Methods: Data for 1649 patients from the PediIBD Consortium Registry, diagnosed with IBD before 18 years of age (1007 [61%] with Crohn's disease, 471 [29%] with ulcerative colitis, and 171 [10%] with indeterminate colitis), were analyzed using logistic regression, Kaplan-Meier, log rank tests, and Cox models.
Results: EIMs were reported prior to IBD diagnosis in 97 of 1649 patients (6%). Older children at diagnosis had higher rates compared with younger children, and arthritis (26%) and aphthous stomatitis (21%) were most common. Among the 1552 patients without EIM at diagnosis, 290 developed at least 1 EIM. Kaplan-Meier estimates of cumulative incidence were 9% at 1 year, 19% at 5 years, and 29% at 15 years after diagnosis. Incidence did not differ by IBD type (P = 0.20), age at diagnosis (P = 0.22), or race/ethnicity (P = 0.24). Arthritis (17%) and osteopenia/osteoporosis (15%) were the most common EIMs after IBD diagnosis.

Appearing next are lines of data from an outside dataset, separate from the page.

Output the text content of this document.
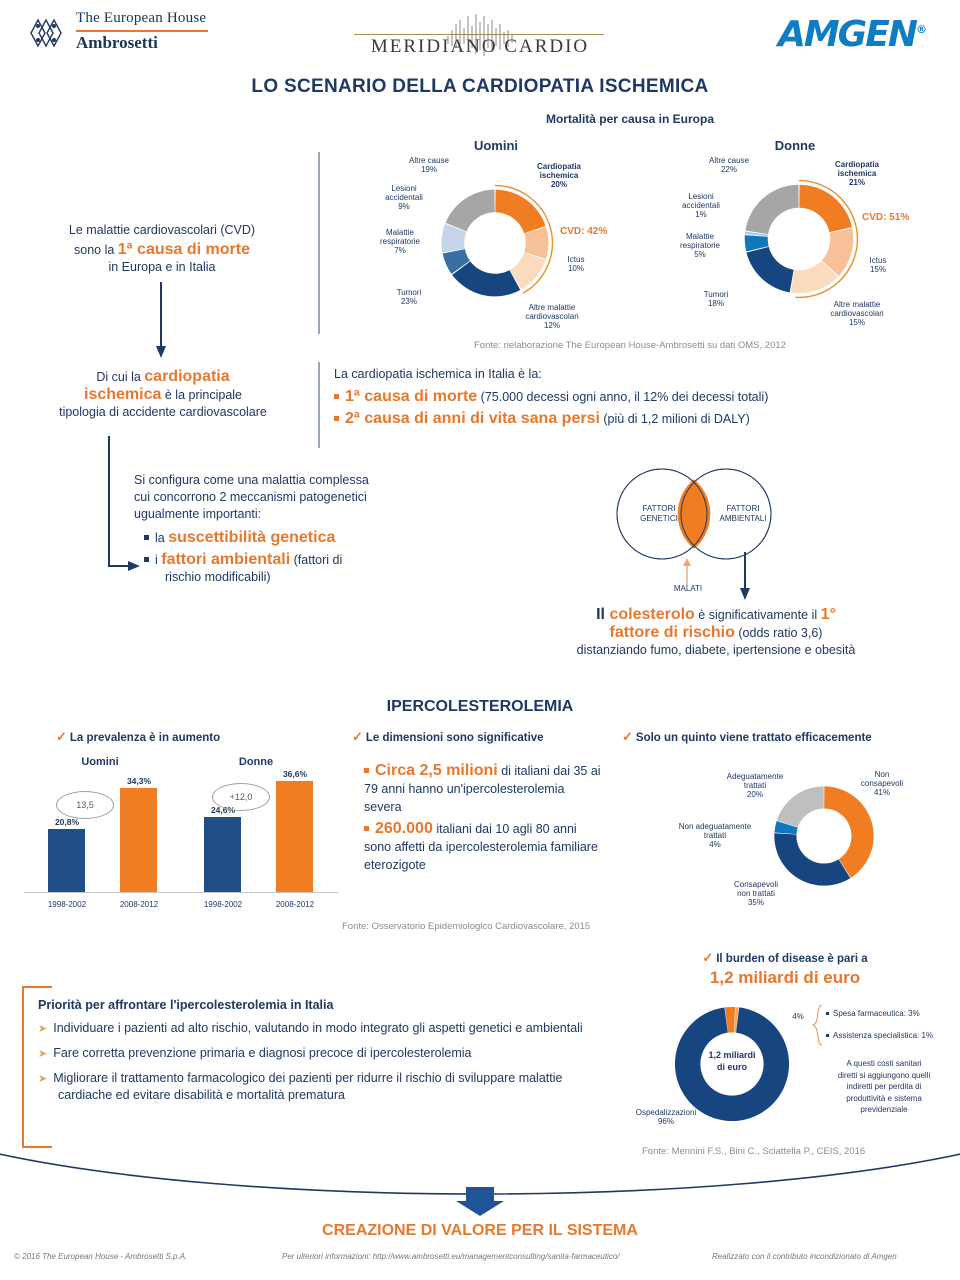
The European House
Ambrosetti	MERIDIANO CARDIO	AMGEN®
LO SCENARIO DELLA CARDIOPATIA ISCHEMICA
Mortalità per causa in Europa
Uomini
Cardiopatia ischemica
20%
Ictus
10%
Altre malattie cardiovascolari
12%
Tumori
23%
Malattie respiratorie
7%
Lesioni accidentali
9%
Altre cause
19%
CVD: 42%
Donne
Cardiopatia ischemica
21%
Ictus
15%
Altre malattie cardiovascolari
15%
Tumori
18%
Malattie respiratorie
5%
Lesioni accidentali
1%
Altre cause
22%
CVD: 51%
Fonte: rielaborazione The European House-Ambrosetti su dati OMS, 2012
Le malattie cardiovascolari (CVD)
sono la 1ª causa di morte
in Europa e in Italia
Di cui la cardiopatia
ischemica è la principale
tipologia di accidente cardiovascolare
La cardiopatia ischemica in Italia è la:
1ª causa di morte (75.000 decessi ogni anno, il 12% dei decessi totali)
2ª causa di anni di vita sana persi (più di 1,2 milioni di DALY)
Si configura come una malattia complessa
cui concorrono 2 meccanismi patogenetici
ugualmente importanti:
la suscettibilità genetica
i fattori ambientali (fattori di
rischio modificabili)
FATTORI
GENETICI
FATTORI
AMBIENTALI
MALATI
Il colesterolo è significativamente il 1°
fattore di rischio (odds ratio 3,6)
distanziando fumo, diabete, ipertensione e obesità
IPERCOLESTEROLEMIA
✓ La prevalenza è in aumento	✓ Le dimensioni sono significative	✓ Solo un quinto viene trattato efficacemente
Uomini
20,8%
34,3%
1998-2002	2008-2012
13,5
Donne
24,6%
36,6%
1998-2002	2008-2012
+12,0
Circa 2,5 milioni di italiani dai 35 ai 79 anni hanno un'ipercolesterolemia severa
260.000 italiani dai 10 agli 80 anni sono affetti da ipercolesterolemia familiare eterozigote
Fonte: Osservatorio Epidemiologico Cardiovascolare, 2015
Non
consapevoli
41%
Consapevoli
non trattati
35%
Non adeguatamente
trattati
4%
Adeguatamente
trattati
20%
✓ Il burden of disease è pari a
1,2 miliardi di euro
1,2 miliardi
di euro
4%	Spesa farmaceutica: 3%
Assistenza specialistica: 1%
A questi costi sanitari
diretti si aggiungono quelli
indiretti per perdita di
produttività e sistema
previdenziale
Ospedalizzazioni
96%
Fonte: Mennini F.S., Bini C., Sciattella P., CEIS, 2016
Priorità per affrontare l'ipercolesterolemia in Italia
➤ Individuare i pazienti ad alto rischio, valutando in modo integrato gli aspetti genetici e ambientali
➤ Fare corretta prevenzione primaria e diagnosi precoce di ipercolesterolemia
➤ Migliorare il trattamento farmacologico dei pazienti per ridurre il rischio di sviluppare malattie cardiache ed evitare disabilità e mortalità prematura
CREAZIONE DI VALORE PER IL SISTEMA
© 2016 The European House - Ambrosetti S.p.A.	Per ulteriori informazioni: http://www.ambrosetti.eu/managementconsulting/sanita-farmaceutico/	Realizzato con il contributo incondizionato di Amgen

Conclusions: In our large cohort of pediatric IBD patients, 6% had at least 1 EIM before diagnosis of IBD. At least 1 EIM will develop in 29% within 15 years of diagnosis. The incidence of EIMs both before and after diagnosis of IBD differs by type of EIM and may be slightly higher in girls, but is independent of the type of IBD, age at diagnosis, and race/ethnicity.